The chosen applicants will keep control of their work, aimed at various challenges in the industry — distributed ledger, big data, robotics, machine learning — and may get support from J.P. Morgan once their residency is through. Marchiony said J.P. Morgan is hoping for a win-win.

“If startups develop something that J.P. Morgan can use, that could lead to a longer term partnership or investment from us,” he said. “But more important, if a startup develops something that can be used in J.P. Morgan’s infrastructure, there’s an outstanding chance their innovation could be scaled to the broader industry.”

Applicants must have a concept under development before applying, and be open to its validation by J.P. Morgan. According to the announcement press release, “Unlike a typical lab or accelerator, J.P. Morgan is inviting startups to sit ‘side by side’ with its businesses in order to develop innovations that could revolutionize the sector, enabling banks to operate faster, safer and at a lower cost.”

Oliwia Berdak, senior analyst at Forrester Research, said the J.P. Morgan program is unique in its length of time; similar accelerant initiatives she’s studied are typically 16 weeks.

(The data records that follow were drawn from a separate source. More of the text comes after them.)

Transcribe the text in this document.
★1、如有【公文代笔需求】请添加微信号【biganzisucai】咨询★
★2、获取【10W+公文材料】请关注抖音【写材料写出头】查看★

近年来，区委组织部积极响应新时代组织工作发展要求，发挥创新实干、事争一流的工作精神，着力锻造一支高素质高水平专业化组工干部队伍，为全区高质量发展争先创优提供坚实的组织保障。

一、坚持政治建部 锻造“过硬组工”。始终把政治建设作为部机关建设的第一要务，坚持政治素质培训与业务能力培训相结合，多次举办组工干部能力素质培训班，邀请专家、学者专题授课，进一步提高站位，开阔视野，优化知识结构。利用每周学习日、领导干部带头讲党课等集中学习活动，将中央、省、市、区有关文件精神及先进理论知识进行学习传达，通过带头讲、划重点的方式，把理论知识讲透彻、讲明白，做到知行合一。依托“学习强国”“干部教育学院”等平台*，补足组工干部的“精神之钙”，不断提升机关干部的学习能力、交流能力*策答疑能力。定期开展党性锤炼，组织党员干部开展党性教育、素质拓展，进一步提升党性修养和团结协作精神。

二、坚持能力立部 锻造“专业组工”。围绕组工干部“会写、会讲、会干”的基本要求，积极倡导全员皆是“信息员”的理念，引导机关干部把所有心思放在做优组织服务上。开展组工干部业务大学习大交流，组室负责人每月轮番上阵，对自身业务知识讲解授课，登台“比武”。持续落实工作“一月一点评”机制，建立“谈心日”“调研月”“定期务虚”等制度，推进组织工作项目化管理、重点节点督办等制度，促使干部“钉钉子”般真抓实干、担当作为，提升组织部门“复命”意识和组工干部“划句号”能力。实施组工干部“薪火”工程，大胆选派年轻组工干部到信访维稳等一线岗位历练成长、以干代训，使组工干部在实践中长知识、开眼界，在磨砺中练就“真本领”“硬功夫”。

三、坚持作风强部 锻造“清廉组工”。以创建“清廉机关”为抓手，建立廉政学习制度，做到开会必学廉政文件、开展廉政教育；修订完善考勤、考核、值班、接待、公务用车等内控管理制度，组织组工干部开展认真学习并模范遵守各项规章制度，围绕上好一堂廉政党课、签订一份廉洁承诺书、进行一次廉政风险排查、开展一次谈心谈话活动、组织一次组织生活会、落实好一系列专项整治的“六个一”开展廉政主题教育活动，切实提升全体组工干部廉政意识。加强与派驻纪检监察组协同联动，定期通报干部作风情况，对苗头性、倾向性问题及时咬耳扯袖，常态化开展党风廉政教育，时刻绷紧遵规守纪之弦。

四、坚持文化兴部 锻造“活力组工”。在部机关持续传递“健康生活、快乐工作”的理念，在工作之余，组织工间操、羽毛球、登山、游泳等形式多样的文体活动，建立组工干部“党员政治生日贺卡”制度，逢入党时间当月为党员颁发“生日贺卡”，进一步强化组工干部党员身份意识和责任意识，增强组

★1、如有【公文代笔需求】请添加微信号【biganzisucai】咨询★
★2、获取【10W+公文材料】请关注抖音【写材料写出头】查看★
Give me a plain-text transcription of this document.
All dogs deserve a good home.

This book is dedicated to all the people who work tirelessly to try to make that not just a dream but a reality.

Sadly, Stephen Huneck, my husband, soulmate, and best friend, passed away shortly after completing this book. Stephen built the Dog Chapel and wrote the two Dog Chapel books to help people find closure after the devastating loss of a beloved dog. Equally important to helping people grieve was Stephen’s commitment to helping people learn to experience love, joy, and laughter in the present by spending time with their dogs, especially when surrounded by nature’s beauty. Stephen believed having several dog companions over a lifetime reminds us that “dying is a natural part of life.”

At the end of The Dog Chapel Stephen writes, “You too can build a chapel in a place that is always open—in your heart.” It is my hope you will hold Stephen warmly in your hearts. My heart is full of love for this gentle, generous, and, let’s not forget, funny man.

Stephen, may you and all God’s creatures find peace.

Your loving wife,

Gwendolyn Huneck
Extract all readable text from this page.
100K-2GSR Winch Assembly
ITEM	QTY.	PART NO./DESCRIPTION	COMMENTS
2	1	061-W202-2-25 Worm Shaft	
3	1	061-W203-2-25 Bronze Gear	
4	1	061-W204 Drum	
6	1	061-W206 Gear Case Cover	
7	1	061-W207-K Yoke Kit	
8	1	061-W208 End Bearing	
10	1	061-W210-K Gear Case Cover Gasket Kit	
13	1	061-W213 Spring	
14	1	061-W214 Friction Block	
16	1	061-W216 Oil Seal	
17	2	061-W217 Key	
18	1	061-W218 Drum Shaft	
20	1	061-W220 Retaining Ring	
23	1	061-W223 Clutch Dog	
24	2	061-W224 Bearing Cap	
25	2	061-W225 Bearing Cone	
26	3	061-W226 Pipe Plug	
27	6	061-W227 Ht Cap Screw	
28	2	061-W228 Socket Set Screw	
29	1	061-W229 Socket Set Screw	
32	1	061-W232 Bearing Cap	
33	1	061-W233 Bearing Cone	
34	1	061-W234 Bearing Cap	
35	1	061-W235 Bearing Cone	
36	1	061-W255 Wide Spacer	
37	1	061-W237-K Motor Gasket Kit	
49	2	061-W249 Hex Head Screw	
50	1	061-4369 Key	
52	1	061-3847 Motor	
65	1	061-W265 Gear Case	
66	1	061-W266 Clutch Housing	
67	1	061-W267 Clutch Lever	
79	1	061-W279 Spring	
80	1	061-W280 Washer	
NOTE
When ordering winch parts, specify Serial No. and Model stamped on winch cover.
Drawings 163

“The success of this will really depend on sufficient resources being allocated to this and very good in-house advocates who will be able to guide these startups and explain to them the ecosystem and who they need to be talking to,” Berdak said.

She said the program’s highlighting of industry challenges is a promising feature.

“Retaining laser sharp focus will actually be crucial–not just any startup that does anything in the space of cloud computing or machine learning but thinking very clearly what this will deliver and where that fits in with our priority,” she said.